Let’s be real, no one enjoys having periods. So if there’s anything out there that can make them lighter, shorter, less painful or practically non-existent, we’re all for it.
But a tweet claiming that organic pads and tampons shortened a young woman’s period by about three days and changed her flow ignited a debate over whether or not this was even possible.
“Organic tampons and pads shortened my periods from 7-8 days to 4 days!!!!!” wrote the woman who goes by “young hilary banks” on Twitter. “Ladies please switch to organic and stop putting dangerous products full of cancer causing chemicals in your body!!!!!”
Responses ranged from women confirming they had their cycles shortened by switching to organic feminine hygiene products to those who criticized her for spewing false information.
Although organic feminine hygiene products have only recently appeared on the market, the interest for them is high . Lola, an organic subscription-based tampon and pad company, raised $24 million in funds and even has celebrities like Serena Williams and Lena Dunham investing. Procter & Gamble, which owns Always and Tampax, just acquired This is L, another organic feminine hygiene brand, in February.
According to experts, organic feminine hygiene products don’t have any affect on a woman’s menstrual cycle.
Dr. Daniel M. Breitkopf, an Ob/Gyn at the Mayo Clinic, doesn’t think organic pads can alter the flow of a period or shorten a cycle, but there could be an explanation for organic tampons doing so.
More: ‘Menstrual equality’: House passes measure allowing women to buy tampons, pads with health spending accounts
“The device is going into the body so that could change things, but there’s no scientific evidence that’s the case,” Breitkopf tells USA TODAY.
The Mayo Clinic doctor also cited recall bias to explain why some women seemed to think organic products made their cycles shorter.
“Menstruation can change naturally from month to month,” he says. “Stress affects menses and that’s probably the biggest thing from a month-to-month or year-to-year basis, but menses also changes closer to menopause.”
Until there’s more quantifiable research on the use of organic pads and tampons, Breitkopf says we just don’t know how it affects menstrual cycles.

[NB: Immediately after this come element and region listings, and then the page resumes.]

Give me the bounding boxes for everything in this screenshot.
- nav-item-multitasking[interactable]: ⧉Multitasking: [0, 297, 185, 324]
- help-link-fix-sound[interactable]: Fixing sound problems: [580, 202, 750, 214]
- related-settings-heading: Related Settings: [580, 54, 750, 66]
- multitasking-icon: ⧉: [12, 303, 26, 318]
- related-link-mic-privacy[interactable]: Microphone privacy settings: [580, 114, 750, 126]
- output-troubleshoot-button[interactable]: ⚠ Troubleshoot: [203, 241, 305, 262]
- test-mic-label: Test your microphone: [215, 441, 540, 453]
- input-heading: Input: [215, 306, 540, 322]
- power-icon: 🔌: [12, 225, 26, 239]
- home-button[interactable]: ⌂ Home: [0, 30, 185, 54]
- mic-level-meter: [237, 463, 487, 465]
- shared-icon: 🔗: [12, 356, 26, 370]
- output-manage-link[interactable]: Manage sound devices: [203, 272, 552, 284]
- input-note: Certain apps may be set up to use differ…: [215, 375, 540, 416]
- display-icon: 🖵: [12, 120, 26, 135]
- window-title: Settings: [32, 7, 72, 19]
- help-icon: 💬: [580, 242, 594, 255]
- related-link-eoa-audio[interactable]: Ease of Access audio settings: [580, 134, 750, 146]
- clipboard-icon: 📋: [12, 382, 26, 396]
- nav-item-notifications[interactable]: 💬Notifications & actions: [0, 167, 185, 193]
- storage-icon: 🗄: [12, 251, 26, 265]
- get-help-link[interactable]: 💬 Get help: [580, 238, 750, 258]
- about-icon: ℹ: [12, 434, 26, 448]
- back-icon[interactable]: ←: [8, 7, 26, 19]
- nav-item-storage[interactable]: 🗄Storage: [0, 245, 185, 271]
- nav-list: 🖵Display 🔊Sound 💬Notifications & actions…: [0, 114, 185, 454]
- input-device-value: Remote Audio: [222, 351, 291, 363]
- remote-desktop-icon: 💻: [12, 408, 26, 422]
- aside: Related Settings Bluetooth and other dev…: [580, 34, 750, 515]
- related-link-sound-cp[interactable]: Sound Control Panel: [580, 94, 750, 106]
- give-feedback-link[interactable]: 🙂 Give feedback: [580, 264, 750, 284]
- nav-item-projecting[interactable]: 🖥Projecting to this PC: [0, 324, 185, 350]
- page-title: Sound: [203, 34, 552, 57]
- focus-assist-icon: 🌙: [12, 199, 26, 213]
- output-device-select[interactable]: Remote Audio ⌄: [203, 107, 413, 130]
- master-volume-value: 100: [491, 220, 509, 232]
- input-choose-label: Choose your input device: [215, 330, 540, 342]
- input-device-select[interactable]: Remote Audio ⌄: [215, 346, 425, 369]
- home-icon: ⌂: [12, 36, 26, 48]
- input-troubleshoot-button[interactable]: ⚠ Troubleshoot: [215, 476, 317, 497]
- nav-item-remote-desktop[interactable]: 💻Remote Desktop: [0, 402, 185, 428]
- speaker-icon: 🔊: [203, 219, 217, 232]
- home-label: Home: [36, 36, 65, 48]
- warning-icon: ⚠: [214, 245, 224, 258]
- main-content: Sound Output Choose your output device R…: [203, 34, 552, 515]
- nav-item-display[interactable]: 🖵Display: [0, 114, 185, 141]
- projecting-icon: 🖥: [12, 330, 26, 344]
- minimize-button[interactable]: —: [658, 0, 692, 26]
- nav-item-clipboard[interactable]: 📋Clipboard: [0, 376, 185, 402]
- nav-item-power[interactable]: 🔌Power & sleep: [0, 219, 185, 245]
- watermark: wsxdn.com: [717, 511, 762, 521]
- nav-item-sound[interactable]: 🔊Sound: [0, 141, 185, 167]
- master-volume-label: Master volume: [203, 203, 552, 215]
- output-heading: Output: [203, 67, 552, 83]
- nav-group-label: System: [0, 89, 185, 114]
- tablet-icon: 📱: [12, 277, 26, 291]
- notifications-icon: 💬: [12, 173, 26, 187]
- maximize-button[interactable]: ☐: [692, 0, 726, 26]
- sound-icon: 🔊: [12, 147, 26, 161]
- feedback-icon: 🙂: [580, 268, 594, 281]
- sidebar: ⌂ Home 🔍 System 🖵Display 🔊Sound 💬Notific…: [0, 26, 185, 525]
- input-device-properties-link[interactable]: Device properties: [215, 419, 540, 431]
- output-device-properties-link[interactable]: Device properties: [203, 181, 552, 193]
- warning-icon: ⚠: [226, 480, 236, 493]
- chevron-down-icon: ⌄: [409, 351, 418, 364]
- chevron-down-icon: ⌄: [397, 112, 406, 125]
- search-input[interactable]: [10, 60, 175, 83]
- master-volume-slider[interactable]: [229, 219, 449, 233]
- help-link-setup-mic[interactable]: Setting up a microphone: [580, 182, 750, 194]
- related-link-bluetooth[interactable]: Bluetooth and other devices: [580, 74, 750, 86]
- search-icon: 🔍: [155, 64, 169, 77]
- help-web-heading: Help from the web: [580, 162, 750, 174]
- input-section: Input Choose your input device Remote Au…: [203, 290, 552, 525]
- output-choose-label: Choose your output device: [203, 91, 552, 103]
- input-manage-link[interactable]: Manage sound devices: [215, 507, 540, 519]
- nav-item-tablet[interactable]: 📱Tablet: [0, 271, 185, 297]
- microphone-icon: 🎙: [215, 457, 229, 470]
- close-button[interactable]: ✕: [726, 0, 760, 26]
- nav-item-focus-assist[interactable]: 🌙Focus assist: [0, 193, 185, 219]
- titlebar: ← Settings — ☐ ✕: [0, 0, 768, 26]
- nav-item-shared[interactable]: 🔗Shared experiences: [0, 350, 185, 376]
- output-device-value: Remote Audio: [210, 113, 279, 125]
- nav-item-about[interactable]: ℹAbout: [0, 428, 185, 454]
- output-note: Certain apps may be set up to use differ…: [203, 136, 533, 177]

So when it comes to choosing organic feminine hygiene products over regular products, it comes down to personal preference.
More: Women get their periods every month — and it’s incredibly expensive
In fact, Dr. Sherry Ross, an Ob/Gyn and author of “she-ology: The Definitive Guide to Women’s Intimate Health. Period.,” says that she doesn’t think organic tampons pads are generally any “safer” or even necessary. She believes that media and internet hype over organic products have influenced our perspective on traditionally manufactured tampons and pads.
“‘Is organic better when it comes to using tampons?’ is a common question asked by many of my patients as a result of this hype and unproven claims about the dangers of every day purchased tampons used by half the population,” Ross says. “Organic tampons are available as an alternative for women who prefer to go this route. Similar to choosing organic vegetables, it’s an alternative and not necessarily better or safer for women.”
When it comes to the safety of traditional feminine hygiene products, there doesn’t seem to be any “epidemics of diseases that are associated with tampons at this point,” according to Breitkopf. He adds that it doesn’t mean there aren’t any, but it hasn’t come up yet or been identified.
Although tampons along with and other everyday products contain trace amounts of contaminants, Ross says the risk of developing cancer is minimal and there is no scientific evidence to prove that it poses a threat to a woman’s health.
“The fact is the tampon industry is regulated,” she says. “Women are protected from tampons containing excessive amounts of asbestos, dioxin and rayon fibers, which are chemicals that can potentially cause harm if contained in large amounts in tampons.”
She adds that the most important thing to remember with tampons, whether organic or traditional, is to change them every four to eight hours so you don’t increase your risk for toxic shock syndrome.
Toxic shock syndrome is a potentially fatal bacterial infection associated with tampon use.